Behind the scenes on ICSA election night

Last Thursday night, December 14, saw the presidential election of the Irish Cattle and Sheep Farmers’ Association (ICSA) unfold to reveal the leader of the organisation for the next two years.

Patrick Kent, who has already served as president of the organisation over the past four years, took a narrow victory over his election rival, rural development chairman Seamus Sherlock, with a vote of 52 votes to 49, from 101 valid delegate votes.

AgriLand was there to soak up the atmosphere, gauge the general mood of delegates and listen to their concerns.

One of the major talking points on the night was the run-up to the election, with some ICSA members vocal in their criticism of the tactics used by one candidate to gather support.

This was done, members claimed, through enlisting family members and friends to vote in delegates sympathetic to their cause in various counties. As a result, there was a clear tension at the meeting, with a nervous atmosphere in the meeting room.

Also Read: ‘Boo-hoo-hoo; that’s politics for you’

On the night, both candidates gave presentations highlighting their achievements, priorities and promises.

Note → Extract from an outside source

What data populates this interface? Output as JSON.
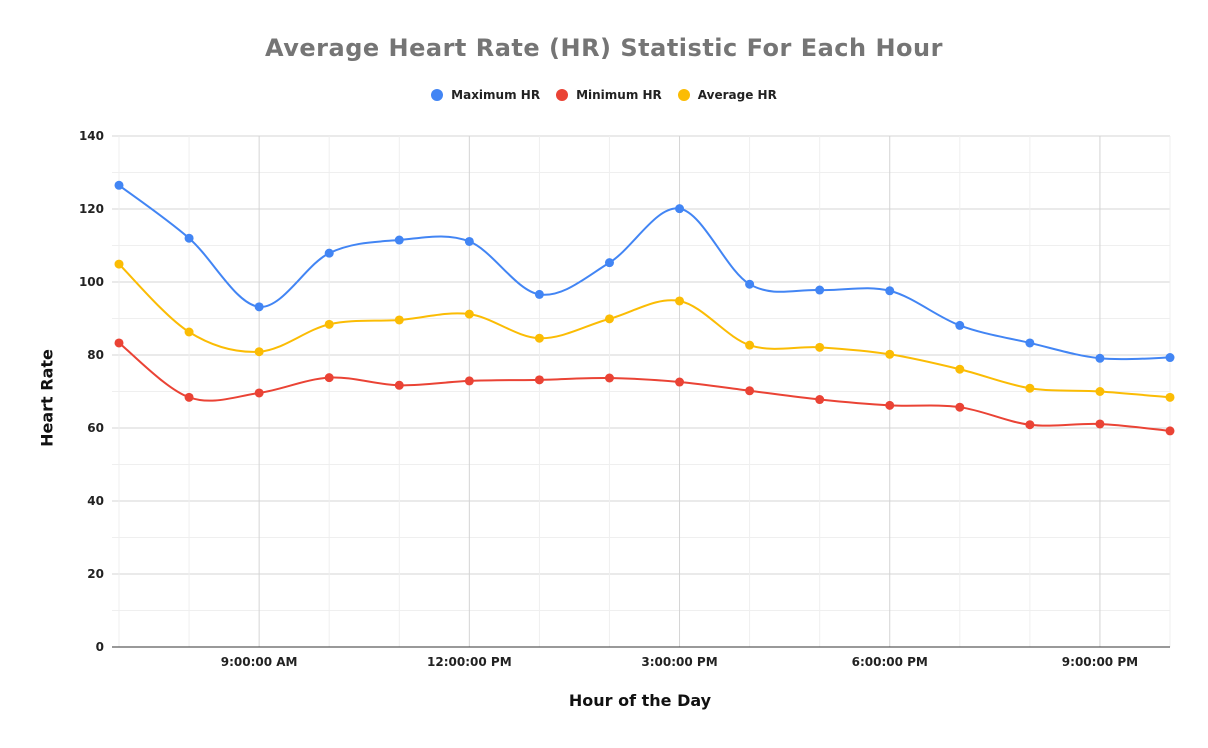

Sherlock was first up to speak. He assured members that he would be a “team player” if elected.

The words I speak will be your words; the views I express will be your views; and the concerns I raise will be your views and concerns.

Seamus Sherlock

Next up, Kent highlighted the importance of building strong links for effective agricultural lobbying. He emphasised that he had already built up many strong connections over the past four years.

In addition, the president underlined the change in media and communications in recent years, noting the importance of being “as well briefed as possible” on all aspects of current affairs and agricultural/scientific developments.

Every ICSA member is equally important to me. The reality is that all our interests are totally intertwined; we need one another to survive.

Patrick Kent

Following the presentations, the candidates engaged in a questions and answers session.

Questions from the floor reflected pressing concerns for members, including: how to respond to anti-farmer lobbying; thoughts on capping EU CAP payments; helping hill sheep farmers; views on tillage; family law; and addressing the disconnect between the customers and farmers.ICSA

Moving forward

Speaking following his victory, Kent outlined his plans for the next two years.

The re-elected president stressed the need for recognition of the carbon sequestration carried out by farmers.

He said a key objective will be “getting money back in farmers’ pockets and getting our food promoted as what it is – pure, high-density, quality, health-giving food”.

He said: “We need to have greater engagement with the urban population and non-farming population and work with them. People will be healthier if they eat the prime products that we produce here, rather than imported junk food.

I think as an organisation, it’s fantastic to see an election in the association; it’s a sign that the organisation is dynamic – there’s jostling for positions – it’s healthy.

“Fair dues to Seamus and three cheers for him, and the supporters too. I want them to back me now and we’ll drive on forward now and tackle the issues that really count.

“We’ve got to get 20% of production away from the very large meat conglomerates and we’ve got to get into niche marketing.

“We need to get the GM-free status of Ireland recognised. We have to declare it and change the situation in regard to importing GM ingredients into the country. For zero cost we could get a massive increase in value,” he said.